Il est essentiel de se rappeler ce qu’est la BSAP : une unité censée protéger les espaces naturels du pays. Mais dans les faits, cette brigade est souvent critiquée pour son absence d’enquête de moralité, sa formation douteuse et son implication dans des actes de violences et de corruption. De nombreux témoignages font état de comportements abusifs de certains de ses membres, qu’il s’agisse de menaces envers les paysans, de rackets envers les commerçants ou même de manipulations dans le trafic de biens à la frontière. Un véritable paradoxe lorsqu’on la place au cœur de la lutte contre les gangs, un secteur qu’elle n’a jamais semblé maîtriser.
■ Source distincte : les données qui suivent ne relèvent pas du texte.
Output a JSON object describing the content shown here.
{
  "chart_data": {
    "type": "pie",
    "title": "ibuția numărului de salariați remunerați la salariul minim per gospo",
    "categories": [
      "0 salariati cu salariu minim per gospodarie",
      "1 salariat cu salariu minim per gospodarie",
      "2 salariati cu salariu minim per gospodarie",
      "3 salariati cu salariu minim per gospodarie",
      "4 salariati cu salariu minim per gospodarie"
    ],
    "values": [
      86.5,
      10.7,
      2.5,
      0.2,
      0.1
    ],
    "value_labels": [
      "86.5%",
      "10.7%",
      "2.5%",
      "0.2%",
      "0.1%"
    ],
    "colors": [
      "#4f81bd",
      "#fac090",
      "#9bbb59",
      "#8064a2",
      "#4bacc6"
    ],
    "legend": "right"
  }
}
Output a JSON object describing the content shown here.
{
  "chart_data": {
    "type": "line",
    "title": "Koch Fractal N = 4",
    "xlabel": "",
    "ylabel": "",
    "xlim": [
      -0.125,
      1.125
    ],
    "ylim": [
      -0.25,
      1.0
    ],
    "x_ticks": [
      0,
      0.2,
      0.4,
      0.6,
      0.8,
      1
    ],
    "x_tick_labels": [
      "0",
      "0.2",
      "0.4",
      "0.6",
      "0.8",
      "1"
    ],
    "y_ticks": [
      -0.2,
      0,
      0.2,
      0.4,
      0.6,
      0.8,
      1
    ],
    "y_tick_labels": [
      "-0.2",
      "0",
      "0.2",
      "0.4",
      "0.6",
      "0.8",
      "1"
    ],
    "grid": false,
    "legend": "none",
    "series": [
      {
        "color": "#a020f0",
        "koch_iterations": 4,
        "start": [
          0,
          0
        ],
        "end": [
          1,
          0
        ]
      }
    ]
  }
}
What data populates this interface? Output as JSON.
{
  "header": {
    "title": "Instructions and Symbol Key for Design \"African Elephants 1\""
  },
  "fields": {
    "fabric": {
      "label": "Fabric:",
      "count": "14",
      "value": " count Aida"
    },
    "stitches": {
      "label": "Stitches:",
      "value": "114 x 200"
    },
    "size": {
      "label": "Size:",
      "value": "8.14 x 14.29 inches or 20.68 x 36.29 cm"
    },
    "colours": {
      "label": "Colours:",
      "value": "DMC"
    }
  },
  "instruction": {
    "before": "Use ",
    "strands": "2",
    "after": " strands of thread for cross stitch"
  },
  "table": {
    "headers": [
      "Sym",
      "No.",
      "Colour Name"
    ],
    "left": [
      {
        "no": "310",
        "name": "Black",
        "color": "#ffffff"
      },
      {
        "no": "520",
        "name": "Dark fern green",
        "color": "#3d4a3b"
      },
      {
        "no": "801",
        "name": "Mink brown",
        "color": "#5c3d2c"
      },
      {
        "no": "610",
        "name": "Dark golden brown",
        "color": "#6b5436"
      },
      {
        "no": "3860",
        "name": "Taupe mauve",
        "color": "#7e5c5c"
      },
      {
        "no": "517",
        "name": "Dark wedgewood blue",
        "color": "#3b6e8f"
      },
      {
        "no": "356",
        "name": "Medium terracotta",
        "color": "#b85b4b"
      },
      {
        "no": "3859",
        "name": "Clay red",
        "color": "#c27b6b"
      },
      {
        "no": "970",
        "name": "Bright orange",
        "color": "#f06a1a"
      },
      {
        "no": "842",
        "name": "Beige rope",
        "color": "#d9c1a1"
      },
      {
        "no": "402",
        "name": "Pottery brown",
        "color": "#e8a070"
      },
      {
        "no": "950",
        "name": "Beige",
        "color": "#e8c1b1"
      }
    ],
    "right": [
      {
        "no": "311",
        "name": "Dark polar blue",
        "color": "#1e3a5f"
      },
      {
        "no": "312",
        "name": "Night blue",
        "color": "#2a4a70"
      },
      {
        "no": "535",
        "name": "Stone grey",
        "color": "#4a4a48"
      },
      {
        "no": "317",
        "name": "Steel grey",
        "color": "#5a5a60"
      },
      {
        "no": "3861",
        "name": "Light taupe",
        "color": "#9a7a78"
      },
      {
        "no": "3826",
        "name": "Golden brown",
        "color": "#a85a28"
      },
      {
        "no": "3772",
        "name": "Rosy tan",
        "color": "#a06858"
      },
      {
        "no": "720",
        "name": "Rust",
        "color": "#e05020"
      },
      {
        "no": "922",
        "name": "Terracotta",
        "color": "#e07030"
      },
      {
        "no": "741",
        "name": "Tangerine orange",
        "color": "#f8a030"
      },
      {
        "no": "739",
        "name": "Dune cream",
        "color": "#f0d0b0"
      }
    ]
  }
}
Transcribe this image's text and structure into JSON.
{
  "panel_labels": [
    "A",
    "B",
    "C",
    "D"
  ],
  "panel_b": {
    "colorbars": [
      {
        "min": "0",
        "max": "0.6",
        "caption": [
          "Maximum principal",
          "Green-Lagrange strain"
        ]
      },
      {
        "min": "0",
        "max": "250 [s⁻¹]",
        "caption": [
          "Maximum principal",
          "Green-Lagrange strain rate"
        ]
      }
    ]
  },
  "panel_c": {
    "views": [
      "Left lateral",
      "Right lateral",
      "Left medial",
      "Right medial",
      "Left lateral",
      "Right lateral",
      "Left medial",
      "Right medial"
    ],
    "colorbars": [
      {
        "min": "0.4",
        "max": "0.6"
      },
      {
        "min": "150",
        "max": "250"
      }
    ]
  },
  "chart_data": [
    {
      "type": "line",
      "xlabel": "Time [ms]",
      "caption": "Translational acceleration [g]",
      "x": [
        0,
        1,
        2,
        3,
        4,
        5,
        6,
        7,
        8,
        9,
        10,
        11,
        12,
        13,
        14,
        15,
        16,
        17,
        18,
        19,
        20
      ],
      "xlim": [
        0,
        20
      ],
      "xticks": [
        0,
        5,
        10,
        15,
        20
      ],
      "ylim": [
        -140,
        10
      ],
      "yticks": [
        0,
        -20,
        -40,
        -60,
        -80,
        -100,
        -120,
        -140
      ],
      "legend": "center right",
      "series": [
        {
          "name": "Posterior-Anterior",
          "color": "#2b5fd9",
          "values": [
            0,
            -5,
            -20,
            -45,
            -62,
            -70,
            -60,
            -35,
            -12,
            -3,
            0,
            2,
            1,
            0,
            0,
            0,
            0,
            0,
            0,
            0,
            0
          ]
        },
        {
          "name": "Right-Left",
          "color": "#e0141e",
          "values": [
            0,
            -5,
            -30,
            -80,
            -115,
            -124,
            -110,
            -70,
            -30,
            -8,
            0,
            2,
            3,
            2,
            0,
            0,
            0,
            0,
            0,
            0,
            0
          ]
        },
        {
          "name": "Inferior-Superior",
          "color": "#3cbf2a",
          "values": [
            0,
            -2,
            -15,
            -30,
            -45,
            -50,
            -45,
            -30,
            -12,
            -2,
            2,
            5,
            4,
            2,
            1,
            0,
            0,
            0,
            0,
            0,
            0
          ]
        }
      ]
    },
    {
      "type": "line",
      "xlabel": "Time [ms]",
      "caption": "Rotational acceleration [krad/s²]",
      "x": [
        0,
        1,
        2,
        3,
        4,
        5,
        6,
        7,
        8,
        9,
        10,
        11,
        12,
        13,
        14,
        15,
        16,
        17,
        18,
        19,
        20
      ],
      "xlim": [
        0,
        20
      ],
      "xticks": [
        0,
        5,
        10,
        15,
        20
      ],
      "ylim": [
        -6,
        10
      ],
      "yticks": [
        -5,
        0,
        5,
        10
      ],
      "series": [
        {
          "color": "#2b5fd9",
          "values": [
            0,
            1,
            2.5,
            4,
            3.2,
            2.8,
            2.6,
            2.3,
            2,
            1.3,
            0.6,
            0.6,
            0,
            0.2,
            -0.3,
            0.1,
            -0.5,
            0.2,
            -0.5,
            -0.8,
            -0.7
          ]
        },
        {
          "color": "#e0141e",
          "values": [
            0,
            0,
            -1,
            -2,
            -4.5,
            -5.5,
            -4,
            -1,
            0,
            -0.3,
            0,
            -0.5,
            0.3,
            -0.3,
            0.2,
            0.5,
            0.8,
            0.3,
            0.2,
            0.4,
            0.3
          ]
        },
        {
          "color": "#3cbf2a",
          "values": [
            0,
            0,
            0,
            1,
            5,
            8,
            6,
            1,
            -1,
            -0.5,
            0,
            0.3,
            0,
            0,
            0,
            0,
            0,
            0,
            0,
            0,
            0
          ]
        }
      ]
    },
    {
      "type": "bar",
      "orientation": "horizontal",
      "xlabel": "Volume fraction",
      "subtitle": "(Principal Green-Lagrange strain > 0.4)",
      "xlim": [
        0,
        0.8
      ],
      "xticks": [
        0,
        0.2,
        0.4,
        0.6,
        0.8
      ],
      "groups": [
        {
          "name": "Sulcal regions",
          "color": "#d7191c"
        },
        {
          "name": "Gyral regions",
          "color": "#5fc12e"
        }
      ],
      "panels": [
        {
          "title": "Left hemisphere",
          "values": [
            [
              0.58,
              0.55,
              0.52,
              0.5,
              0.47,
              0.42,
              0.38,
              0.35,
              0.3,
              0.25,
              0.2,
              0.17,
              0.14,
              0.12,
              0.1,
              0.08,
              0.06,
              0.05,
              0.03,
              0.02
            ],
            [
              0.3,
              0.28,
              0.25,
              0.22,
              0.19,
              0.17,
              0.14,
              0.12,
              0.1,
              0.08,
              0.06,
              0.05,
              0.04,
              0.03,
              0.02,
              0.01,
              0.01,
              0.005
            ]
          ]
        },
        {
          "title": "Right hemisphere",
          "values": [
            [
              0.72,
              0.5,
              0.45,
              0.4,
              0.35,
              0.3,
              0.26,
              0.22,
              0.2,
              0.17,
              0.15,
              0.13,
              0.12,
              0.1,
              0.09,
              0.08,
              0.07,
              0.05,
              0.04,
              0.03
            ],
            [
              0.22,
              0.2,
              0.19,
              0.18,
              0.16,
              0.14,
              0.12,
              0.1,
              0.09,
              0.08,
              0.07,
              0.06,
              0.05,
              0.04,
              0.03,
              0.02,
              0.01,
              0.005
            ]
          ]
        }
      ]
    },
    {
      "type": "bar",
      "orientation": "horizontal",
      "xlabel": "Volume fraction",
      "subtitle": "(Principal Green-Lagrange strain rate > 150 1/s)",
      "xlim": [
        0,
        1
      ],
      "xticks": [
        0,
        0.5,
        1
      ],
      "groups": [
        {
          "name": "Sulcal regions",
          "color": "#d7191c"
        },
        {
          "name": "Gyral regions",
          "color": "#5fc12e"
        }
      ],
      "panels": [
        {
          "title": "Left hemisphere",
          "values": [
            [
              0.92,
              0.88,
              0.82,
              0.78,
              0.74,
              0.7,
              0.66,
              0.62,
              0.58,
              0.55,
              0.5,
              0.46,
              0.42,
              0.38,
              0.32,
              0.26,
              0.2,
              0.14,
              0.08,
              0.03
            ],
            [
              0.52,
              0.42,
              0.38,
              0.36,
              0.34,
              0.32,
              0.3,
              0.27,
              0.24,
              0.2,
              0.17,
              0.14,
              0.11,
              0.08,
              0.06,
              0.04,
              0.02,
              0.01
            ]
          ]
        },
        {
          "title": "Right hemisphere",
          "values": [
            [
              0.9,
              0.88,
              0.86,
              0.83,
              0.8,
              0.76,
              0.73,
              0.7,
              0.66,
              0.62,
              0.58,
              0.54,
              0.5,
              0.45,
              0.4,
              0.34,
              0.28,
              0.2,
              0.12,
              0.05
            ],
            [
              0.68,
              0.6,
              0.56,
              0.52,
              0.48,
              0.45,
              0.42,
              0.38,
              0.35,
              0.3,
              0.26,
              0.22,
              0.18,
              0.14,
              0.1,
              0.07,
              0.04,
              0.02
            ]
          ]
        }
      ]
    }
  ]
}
En demandant à la BSAP de contribuer à la sécurité nationale, Fritz Alphonse Jean semble ignorer les critiques historiques qui ont marqué l’histoire de cette brigade. L’analogie avec le pyromane devenu pompier illustre parfaitement le dilemme : comment confier la mission de purifier un environnement à ceux qui y ont eux-mêmes contribué, volontairement ou non, à sa dégradation ? Cette décision pourrait aggraver les problèmes au lieu de les résoudre, car elle risque d’intégrer à la lutte contre les gangs des acteurs déjà perçus comme faisant partie du problème.
Enfin, cette initiative pourrait, à long terme, nuire à la crédibilité du processus de nettoyage qu’entend mener le président du CPT. À force de vouloir transformer l’impur en pur, on risque de ne rien éliminer du tout, mais plutôt de renforcer un système déjà corrompu. Une approche plus radicale et moins contradictoire serait peut-être de revoir en profondeur la composition et la mission de la BSAP avant de l’intégrer dans des mécanismes censés promouvoir la paix et la sécurité.